This is an extract from an earlier article at Systematic Income Premium.
In this post, we discuss the latest quarterly results from the Business Development Company Ares Capital (ARCC). The company delivered a very strong 3% total NAV return over the quarter despite a drop in net income.
ARCC has ample dry powder to use over the remainder of the year, given the recent drop in leverage. This is at the same time banks are likely to reduce their lending to preserve liquidity in light of deposit concerns. The company’s focus on higher-revenue firms makes it a more natural competitor to banks than the average BDC.
Q1 core net investment income came in at $0.57 or about 10% below its Q3 number, but 36% higher year-on-year.
This quarter-on-quarter drop was due primarily to the seasonality-related fall in fee income. The chart below makes clear that fee income (green bars) tends to be high in the December quarter and fall in Q1.
ARCC kept the dividend at $0.48. Coverage remains very high at 119%, leaving significant room for the Fed to cut rates. ARCC is looking through the currently high short-term rates to a more normalized rate environment in order to avoid having to cut its regular dividend in the future. The company’s spillover or the undistributed taxable income is a hefty $1.19 per share or 2.5x its regular dividend. High dividend coverage and a high spillover should support the dividend over the medium term.
The NAV registered the first increase in four quarters of 0.3%, driven by retained income.
The most notable income-related development for Q1 was the sharp drop in leverage. This fall was driven by a combination of factors.

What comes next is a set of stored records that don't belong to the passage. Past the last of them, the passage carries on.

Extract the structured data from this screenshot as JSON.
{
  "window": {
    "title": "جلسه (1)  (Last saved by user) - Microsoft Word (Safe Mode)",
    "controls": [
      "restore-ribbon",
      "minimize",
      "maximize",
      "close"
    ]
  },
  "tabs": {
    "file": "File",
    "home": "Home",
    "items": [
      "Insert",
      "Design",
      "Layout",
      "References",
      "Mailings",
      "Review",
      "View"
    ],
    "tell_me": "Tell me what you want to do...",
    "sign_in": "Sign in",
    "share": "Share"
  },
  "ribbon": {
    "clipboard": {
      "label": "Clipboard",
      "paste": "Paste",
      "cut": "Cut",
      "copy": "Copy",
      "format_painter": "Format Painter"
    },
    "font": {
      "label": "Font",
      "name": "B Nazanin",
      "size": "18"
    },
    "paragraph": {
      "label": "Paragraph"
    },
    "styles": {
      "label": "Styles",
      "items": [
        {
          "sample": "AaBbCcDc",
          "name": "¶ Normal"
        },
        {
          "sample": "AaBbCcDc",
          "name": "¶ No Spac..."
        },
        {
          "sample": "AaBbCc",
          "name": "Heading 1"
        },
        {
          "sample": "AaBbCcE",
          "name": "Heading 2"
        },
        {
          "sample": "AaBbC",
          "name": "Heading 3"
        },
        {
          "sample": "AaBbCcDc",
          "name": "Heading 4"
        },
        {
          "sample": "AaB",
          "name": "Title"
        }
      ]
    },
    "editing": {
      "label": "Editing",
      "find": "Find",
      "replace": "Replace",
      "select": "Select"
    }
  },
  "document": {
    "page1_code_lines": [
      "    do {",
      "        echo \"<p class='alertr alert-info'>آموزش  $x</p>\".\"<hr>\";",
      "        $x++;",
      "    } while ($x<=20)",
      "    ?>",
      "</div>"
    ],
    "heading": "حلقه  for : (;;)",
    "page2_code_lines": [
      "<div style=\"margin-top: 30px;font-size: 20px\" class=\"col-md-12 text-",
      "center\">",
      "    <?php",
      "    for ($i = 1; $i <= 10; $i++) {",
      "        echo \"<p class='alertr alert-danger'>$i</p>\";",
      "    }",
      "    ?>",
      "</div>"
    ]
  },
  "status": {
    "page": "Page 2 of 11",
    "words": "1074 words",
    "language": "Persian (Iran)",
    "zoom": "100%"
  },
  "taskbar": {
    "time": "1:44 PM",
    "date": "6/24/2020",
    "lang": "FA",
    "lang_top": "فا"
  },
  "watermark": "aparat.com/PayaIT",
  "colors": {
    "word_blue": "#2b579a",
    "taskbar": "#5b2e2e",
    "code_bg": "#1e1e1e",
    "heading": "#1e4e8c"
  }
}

As a result, net new investments were low relative to the run-rate of the last couple of years.
The second reason for the sharp drop in leverage was the very large amount of new share issuance over the quarter. Specifically, the company issued 25.3 m of new shares (close to 5% of outstanding shares at the end of Q4) for total net proceeds of $477m, divided roughly in half between a public offering earlier in the year and at-the-market issuance. New shares were issued at a premium to the Q1 NAV, resulting in NAV accretion.
The drop in leverage itself was not particularly surprising. As we highlighted in the Q4 update, the company was operating above its target leverage range for a number of quarters.
The capital inflow largely went to repay the maturing $750m 3.5% bonds, with the rest going to reduce one of the credit facilities. The effect of this will be a slight increase in the weighted-average cost of debt, given the 3.5% interest rate was almost 1% below the company’s cost of debt. That said, ARCC’s cost of debt remains one of the very lowest in the sector, giving it a continued competitive advantage. Bond maturities over the next two years are above the weighted-average interest rate on its unsecured debt, which should slightly reduce the overall cost of debt unless short-term rates continue to rise.
Management has guided that lending spreads remain around 1%, near their early 2022 levels. The continued turnover of BDC portfolios at higher spreads is a source of rising net income. Management indicated that roughly around 20% of growth in net income is due to the increase in spreads. This also suggests that net income could continue to push higher, though at a slower pace than over 2022, even as base rates stabilize.
ARCC remains one of the best-performing BDCs in the sector, showing significant outperformance over various horizons.
Its performance is particularly notable for its consistency. The chart below shows that the company outperformed the median BDC in our coverage for all, but one quarter in the last five years (0.50 stands for median sector performance in that quarter).
ARCC remains an attractive hold in the sector given its strong and consistent historic return and attractive valuation.
We hold ARCC in two of our Income Portfolios where we rotated to ARCC (orange line) from OCSL (blue line) in early January which has worked well.
ARCC has a number of appealing features. Its continued share issuance means the price remains relatively low for its historic performance. The recent drop in leverage also gives the company significant dry powder to use over the rest of the year, particularly as banks are likely to step away somewhat. ARCC is a more direct competitor of banks, given its above-middle-market focus.
Finally, the company has managed well over previous recessions, with the NAV rising to the pre-recessionary high in fairly short order.